Saturday, April 13, 2013

NASA scientist reinvents the wheel(chair)

From Smart Planet:

A new wheel design by Salim Nasser — a NASA engineer, inventor and quadriplegic — can reduce the repetitive stress injuries that many wheelchair users face. Popular Science reports.

With standard manual wheelchairs, users have to grasp and push the rim extending from the back wheels. It’s okay for self-propulsion, but it takes a toll on shoulder and arm muscles.

This new wheel reduces the amount of energy expended by targeting bigger muscles: "Using a mechanical device called a planetary gear, Nasser redesigned the wheel hub so that users pull it backwards in a rowing motion to go forward. Planetary gears are used in automatic transmissions and power tools to reverse and reduce motion, but no wheelchair wheels on the market currently use this design."

Pulling uses larger, stronger muscle groups, while pushing a wheelchair uses little muscles in the front of the body (which also hunches over the upper body). This rowing motion reduces wear and tear, and users can stay upright (which improves breathing).

“If a typical user pushes 2,000 to 3,000 times a day, on average, my redesign came out to 330,050 less strokes a year,” Nasser says.

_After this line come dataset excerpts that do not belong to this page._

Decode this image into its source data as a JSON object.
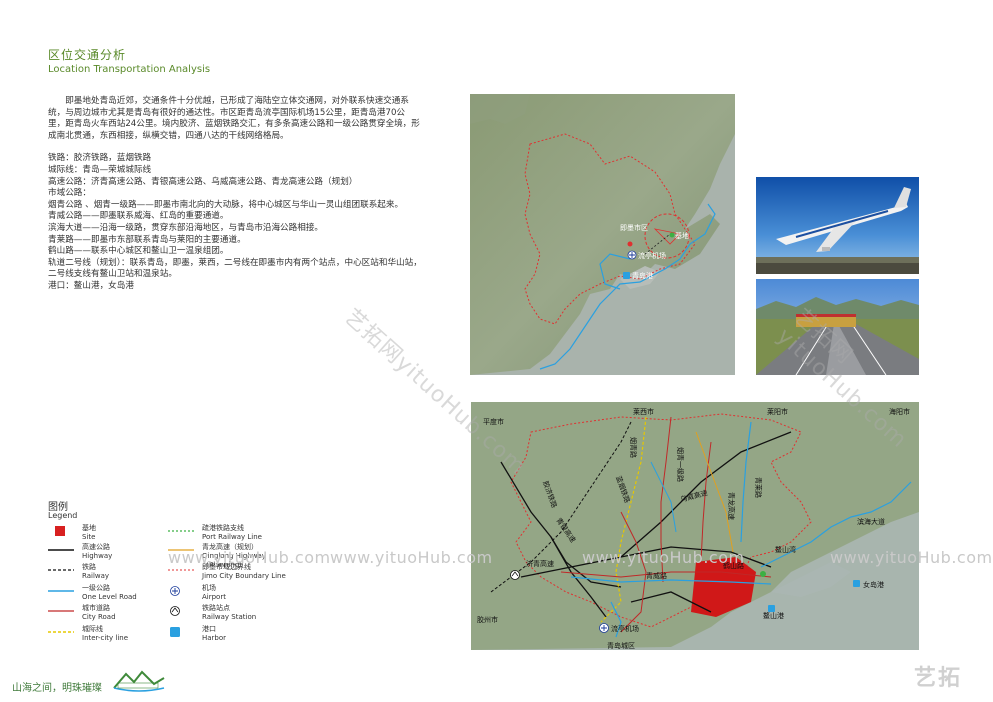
{
  "header": {
    "title_cn": "区位交通分析",
    "title_en": "Location Transportation Analysis"
  },
  "body": {
    "intro": "即墨地处青岛近郊，交通条件十分优越，已形成了海陆空立体交通网，对外联系快速交通系统，与周边城市尤其是青岛有很好的通达性。市区距青岛流亭国际机场15公里，距青岛港70公里，距青岛火车西站24公里。境内胶济、蓝烟铁路交汇，有多条高速公路和一级公路贯穿全境，形成南北贯通，东西相接，纵横交错，四通八达的干线网络格局。",
    "lines": [
      "铁路：胶济铁路，蓝烟铁路",
      "城际线：青岛—荣城城际线",
      "高速公路：济青高速公路、青银高速公路、乌威高速公路、青龙高速公路（规划）",
      "市域公路：",
      "烟青公路 、烟青一级路——即墨市南北向的大动脉，将中心城区与华山一灵山组团联系起来。",
      "青威公路——即墨联系威海、红岛的重要通道。",
      "滨海大道——沿海一级路，贯穿东部沿海地区，与青岛市沿海公路相接。",
      "青莱路——即墨市东部联系青岛与莱阳的主要通道。",
      "鹤山路——联系中心城区和鳌山卫一温泉组团。",
      "轨道二号线（规划）：联系青岛，即墨，莱西，二号线在即墨市内有两个站点，中心区站和华山站，二号线支线有鳌山卫站和温泉站。",
      "港口：鳌山港，女岛港"
    ]
  },
  "map1": {
    "labels": {
      "jimo": "即墨市区",
      "base": "基地",
      "airport": "流亭机场",
      "port": "青岛港"
    }
  },
  "map2": {
    "labels": {
      "pingdu": "平度市",
      "laixi": "莱西市",
      "laiyang": "莱阳市",
      "haiyang": "海阳市",
      "yanqing1": "烟青路",
      "yanqing2": "烟青一级路",
      "jiaoji": "胶济铁路",
      "lanyan": "蓝烟铁路",
      "wuwei": "乌威高速",
      "qinglong": "青龙高速",
      "qinglai": "青莱路",
      "qingyin": "青银高速",
      "jiqing": "济青高速",
      "qingwei": "青威路",
      "heshan": "鹤山路",
      "binhai": "滨海大道",
      "aoshanwan": "鳌山湾",
      "nvdao": "女岛港",
      "aoshan": "鳌山港",
      "jiaozhou": "胶州市",
      "liuting": "流亭机场",
      "qingdao": "青岛城区",
      "rail_vert": "铁路"
    }
  },
  "legend": {
    "title_cn": "图例",
    "title_en": "Legend",
    "items": [
      {
        "cn": "基地",
        "en": "Site"
      },
      {
        "cn": "高速公路",
        "en": "Highway"
      },
      {
        "cn": "铁路",
        "en": "Railway"
      },
      {
        "cn": "一级公路",
        "en": "One Level Road"
      },
      {
        "cn": "城市道路",
        "en": "City Road"
      },
      {
        "cn": "城际线",
        "en": "Inter-city line"
      },
      {
        "cn": "疏港铁路支线",
        "en": "Port Railway Line"
      },
      {
        "cn": "青龙高速（规划）",
        "en": "Qinglong Highway（Planning）"
      },
      {
        "cn": "即墨市域边界线",
        "en": "Jimo City Boundary Line"
      },
      {
        "cn": "机场",
        "en": "Airport"
      },
      {
        "cn": "铁路站点",
        "en": "Railway Station"
      },
      {
        "cn": "港口",
        "en": "Harbor"
      }
    ]
  },
  "watermarks": {
    "text": "www.yituoHub.com",
    "diag1": "艺拓网yituoHub.com",
    "diag2": "艺拓网yituoHub.com"
  },
  "footer": {
    "slogan": "山海之间，明珠璀璨",
    "corner": "艺拓"
  },
  "colors": {
    "accent_green": "#5a8a2a",
    "site_red": "#d82020",
    "boundary_red": "#e03030",
    "one_level_blue": "#2aa0e0",
    "city_road_red": "#c02828",
    "highway_black": "#111111"
  }
}
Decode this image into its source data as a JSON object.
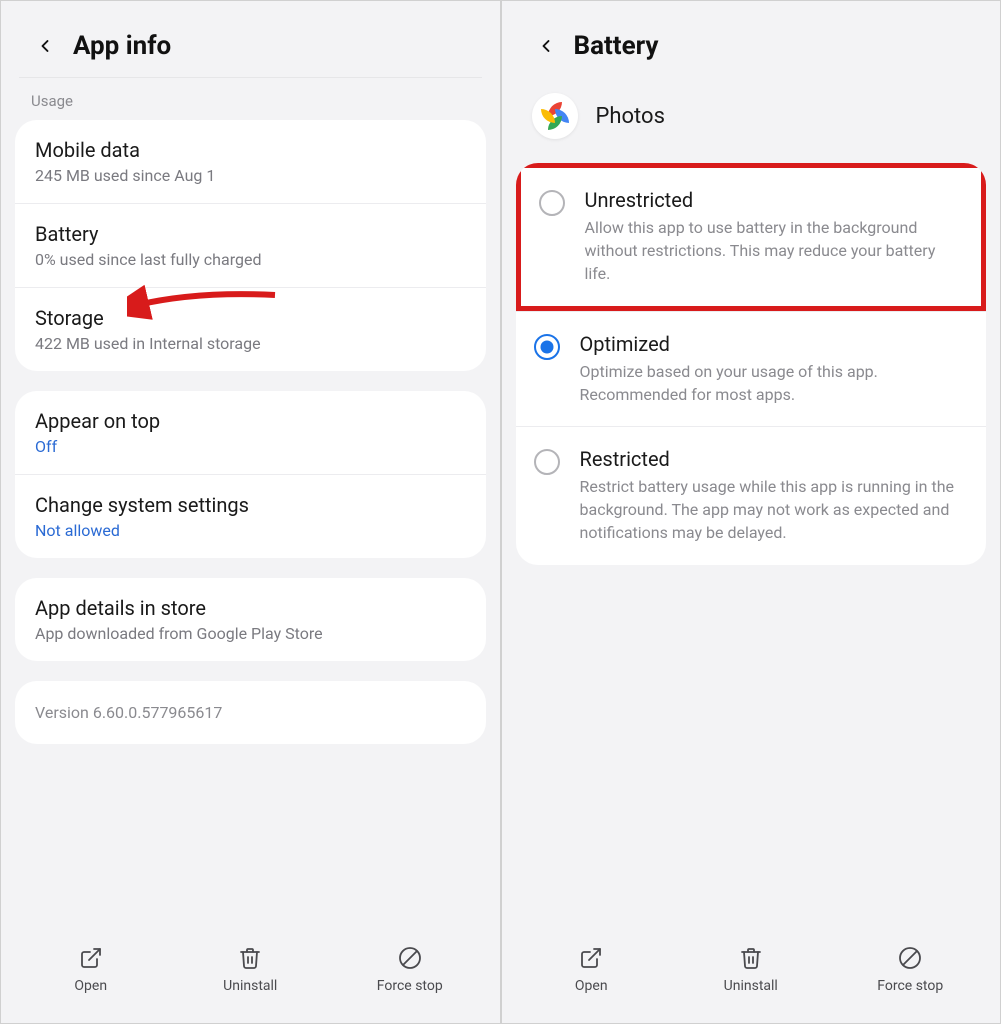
{
  "left": {
    "title": "App info",
    "section_label": "Usage",
    "usage": [
      {
        "title": "Mobile data",
        "sub": "245 MB used since Aug 1"
      },
      {
        "title": "Battery",
        "sub": "0% used since last fully charged"
      },
      {
        "title": "Storage",
        "sub": "422 MB used in Internal storage"
      }
    ],
    "permissions": [
      {
        "title": "Appear on top",
        "sub": "Off",
        "blue": true
      },
      {
        "title": "Change system settings",
        "sub": "Not allowed",
        "blue": true
      }
    ],
    "details": {
      "title": "App details in store",
      "sub": "App downloaded from Google Play Store"
    },
    "version": "Version 6.60.0.577965617"
  },
  "right": {
    "title": "Battery",
    "app_name": "Photos",
    "options": [
      {
        "title": "Unrestricted",
        "desc": "Allow this app to use battery in the background without restrictions. This may reduce your battery life.",
        "selected": false,
        "highlight": true
      },
      {
        "title": "Optimized",
        "desc": "Optimize based on your usage of this app. Recommended for most apps.",
        "selected": true,
        "highlight": false
      },
      {
        "title": "Restricted",
        "desc": "Restrict battery usage while this app is running in the background. The app may not work as expected and notifications may be delayed.",
        "selected": false,
        "highlight": false
      }
    ]
  },
  "bottom": {
    "open": "Open",
    "uninstall": "Uninstall",
    "force_stop": "Force stop"
  }
}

The wheel can be fitted onto existing chairs.

He entered the design in the 2010 NASA Tech Briefs “Create the Future” competition, and won.

“Some 1.8 million folks use manual wheelchairs in the U.S. — so there’s a big market out there for these wheels,” says Rimas Buinevicius of Madcelreator, a company that helps early stage firms bring their ideas to market.

Nasser and Buinevicius cofounded Rowheels in 2012 and won the Wisconsin Governor’s Business Plan Contest that June. They hope to bring the wheel to market later this year. One wheelchair will probably cost between $2,000 and $3,000.

The beta design was recently presented at MedTrade in Atlanta and last month at the International Seating Symposium in Nashville.